Though the downside to in-process caching is that it is vulerable to whatever ever other broad application affecting events occur (panics, power-loss etc).

Basically you'd want to use Mapage when you want a dedicated data cache that is isolated from other processes in your system setup, but not necessarily a persistent or authoritative storage location.

Over-Development

The primary goal of Mapage is to provide features that have a level of performance that users will find acceptable at minimum.

The secondy goal is to provide features that have either questionable performance characteristics or clearly bad performance characteristics as I think it would be both intersting and useful to be able to compare and contrast how different syncronistation methodologies affect how long it takes the system to get things done.

For instance how would a Tokio Mutex enforcing store level atomicity on all its namespaces compare against SCC Hashmaps enforcing sub-namespace level atomicity on their namespace data?

A type-namespaced cache such as Mapage should make implementing both approaches fairly straight-forward so this kind of question can be answered.

Todo:

• Add store management features which would handle:
  • Object evictions.
  • Authentication and authorisation
  • Persistence
  • Replication (partial and whole)
  • Events (probably required by replication)
• Add collections types such as Standard Vec and Hashmap.
• Add immutable namespaces, where the values can be added, retrieved, removed, replaced, have only immutable methods called on them. Also this is where collections are put in Arcs (sub-namespace and value atomicity levels only probably).
• Async-graphql response caching (possibly in 5 second increments)
• Scripting with Rhai and Lua
• Arc'd String Keys (feature - best used in conjection with store management features)
• Add error conditions and messages for conflicting feature specifications.
• Vector searching and comparison.
• Add more namespace implementations using collection types like Moka and std::Hashmap etc.
• Complete namespace implementations for the store and atomicity levels.
• Clean up the code.
• Document the code.

Possible:

• VRAM storege
• Option Types (Unlikely, unless it's Vec\)
• Non-String keys - integer types
• Add support for gRPC (probably using Tonic)

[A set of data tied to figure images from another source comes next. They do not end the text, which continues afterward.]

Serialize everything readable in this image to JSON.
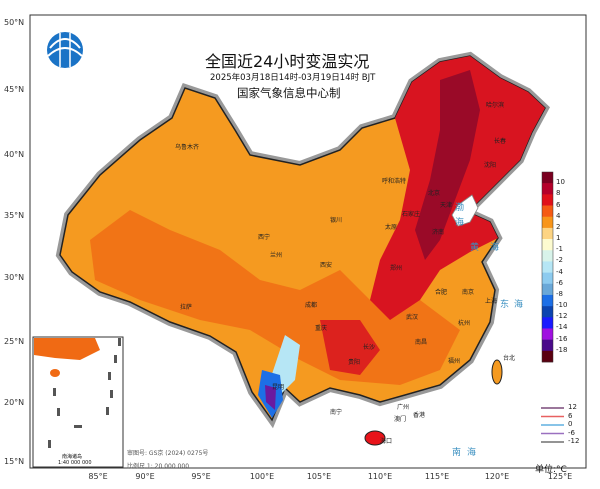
{
  "title": "全国近24小时变温实况",
  "subtitle": "2025年03月18日14时-03月19日14时  BJT",
  "agency": "国家气象信息中心制",
  "latitude_labels": [
    "50°N",
    "45°N",
    "40°N",
    "35°N",
    "30°N",
    "25°N",
    "20°N",
    "15°N"
  ],
  "longitude_labels": [
    "85°E",
    "90°E",
    "95°E",
    "100°E",
    "105°E",
    "110°E",
    "115°E",
    "120°E",
    "125°E"
  ],
  "colorbar": {
    "labels": [
      "10",
      "8",
      "6",
      "4",
      "2",
      "1",
      "-1",
      "-2",
      "-4",
      "-6",
      "-8",
      "-10",
      "-12",
      "-14",
      "-16",
      "-18"
    ],
    "colors": [
      "#7a0020",
      "#b5002a",
      "#e0101a",
      "#f55a14",
      "#f8951a",
      "#fdd483",
      "#fdfbd0",
      "#d8f3ea",
      "#b6e6f5",
      "#8dcbef",
      "#6aa8d8",
      "#1d6fe6",
      "#0c44b0",
      "#1a1aff",
      "#a010e0",
      "#4a0a8a",
      "#5a0010"
    ]
  },
  "contour_legend": [
    {
      "label": "12",
      "color": "#7a4a7a"
    },
    {
      "label": "6",
      "color": "#e86060"
    },
    {
      "label": "0",
      "color": "#60b0e0"
    },
    {
      "label": "-6",
      "color": "#9a70c0"
    },
    {
      "label": "-12",
      "color": "#707070"
    }
  ],
  "unit": "单位:°C",
  "inset": {
    "title": "南海诸岛",
    "scale": "1:40 000 000"
  },
  "map_approval": "审图号: GS京 (2024) 0275号",
  "map_scale": "比例尺 1: 20 000 000",
  "cities": [
    "哈尔滨",
    "长春",
    "沈阳",
    "乌鲁木齐",
    "呼和浩特",
    "北京",
    "天津",
    "石家庄",
    "济南",
    "太原",
    "银川",
    "西宁",
    "兰州",
    "西安",
    "郑州",
    "合肥",
    "南京",
    "上海",
    "杭州",
    "武汉",
    "拉萨",
    "成都",
    "重庆",
    "长沙",
    "南昌",
    "福州",
    "贵阳",
    "昆明",
    "南宁",
    "广州",
    "香港",
    "澳门",
    "海口",
    "台北"
  ],
  "seas": [
    "渤",
    "海",
    "黄",
    "海",
    "东",
    "海",
    "南",
    "海"
  ]
}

About Generic Permutations

In order to control the amount of work requred certain classes of type will or won't be implemented:

• No option unless in other gernerics e.g. Vec\. While having a base level Option could be a convenient way to reserve a key in a namespace, for the time being at least, base level Option namespaces wont be added.
• With hashmaps and other generic types that take multiple auguments you can have all manner of different combinations. So namespace hashmap implementations will probably be constrained to String or whatever other type is desired for the key and then the value types will be the other scalar and collection values offered by Mapage (sub-namespaces basically).
• Other generic collections such as: std::BTreeMap and std::HashSet may eventually be supported.

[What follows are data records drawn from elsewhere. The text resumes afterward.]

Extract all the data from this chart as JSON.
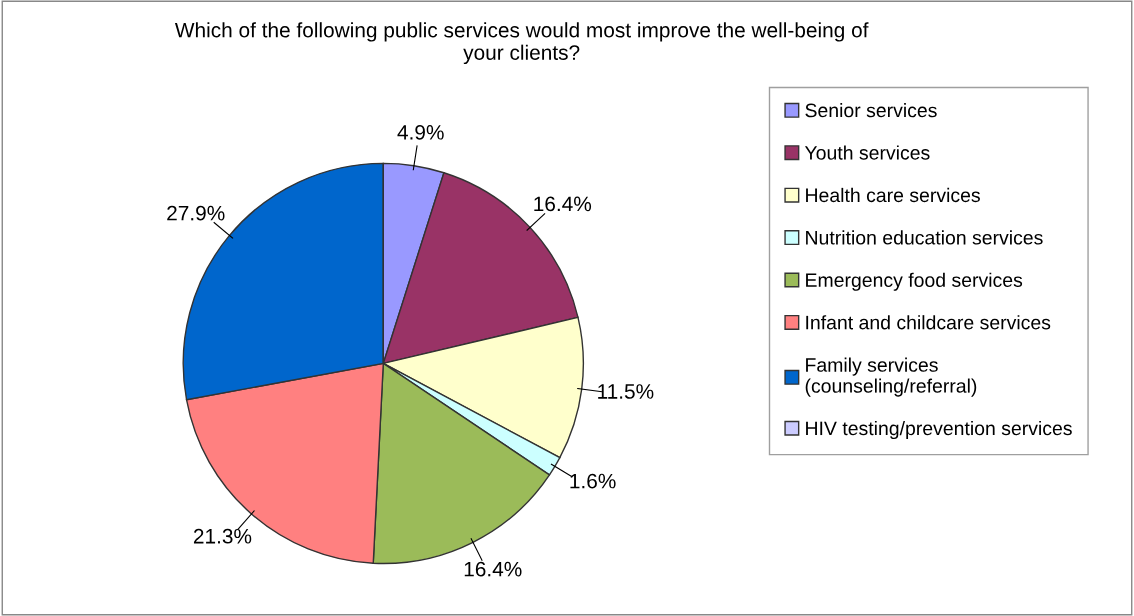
{
  "chart_data": {
    "type": "pie",
    "title": "Which of the following public services would most improve the well-being of\nyour clients?",
    "categories": [
      "Senior services",
      "Youth services",
      "Health care services",
      "Nutrition education services",
      "Emergency food services",
      "Infant and childcare services",
      "Family services\n(counseling/referral)",
      "HIV testing/prevention services"
    ],
    "values": [
      4.9,
      16.4,
      11.5,
      1.6,
      16.4,
      21.3,
      27.9,
      0
    ],
    "value_labels": [
      "4.9%",
      "16.4%",
      "11.5%",
      "1.6%",
      "16.4%",
      "21.3%",
      "27.9%",
      null
    ],
    "colors": [
      "#9999ff",
      "#993366",
      "#ffffcc",
      "#ccffff",
      "#9bbb59",
      "#ff8080",
      "#0066cc",
      "#ccccff"
    ],
    "legend": "right"
  }
}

This project has come along way since its inception in mid-2022 as a Redis-like cache and it has a long way to go still. Please use with the understanding that this project is a work in progress,

Coding Style

The coding style of this project emphasises the use of white space over keeping the line and column counts low.

So this:

```rust fn foo() {

bar();

}

```

Not this:

```rust fn foo() { bar(); }

```

License

Licensed under either of:

• Apache License, Version 2.0, (LICENSE-APACHE or http://www.apache.org/licenses/LICENSE-2.0 (see also: https://www.tldrlegal.com/license/apache-license-2-0-apache-2-0))
• MIT license (LICENSE-MIT or http://opensource.org/licenses/MIT (see also: https://www.tldrlegal.com/license/mit-license))

at your discretion

Contributing

Please clone the repository and create an issue explaining what feature or features you'd like to add or bug or bugs you'd like to fix and perhaps how you intend to implement these additions or fixes. Try to include details though it doesn't need to be exhaustive and we'll take it from there (dependant on availability).

Unless you explicitly state otherwise, any contribution intentionally submitted for inclusion in the work by you, as defined in the Apache-2.0 license, shall be dual licensed as above, without any additional terms or conditions.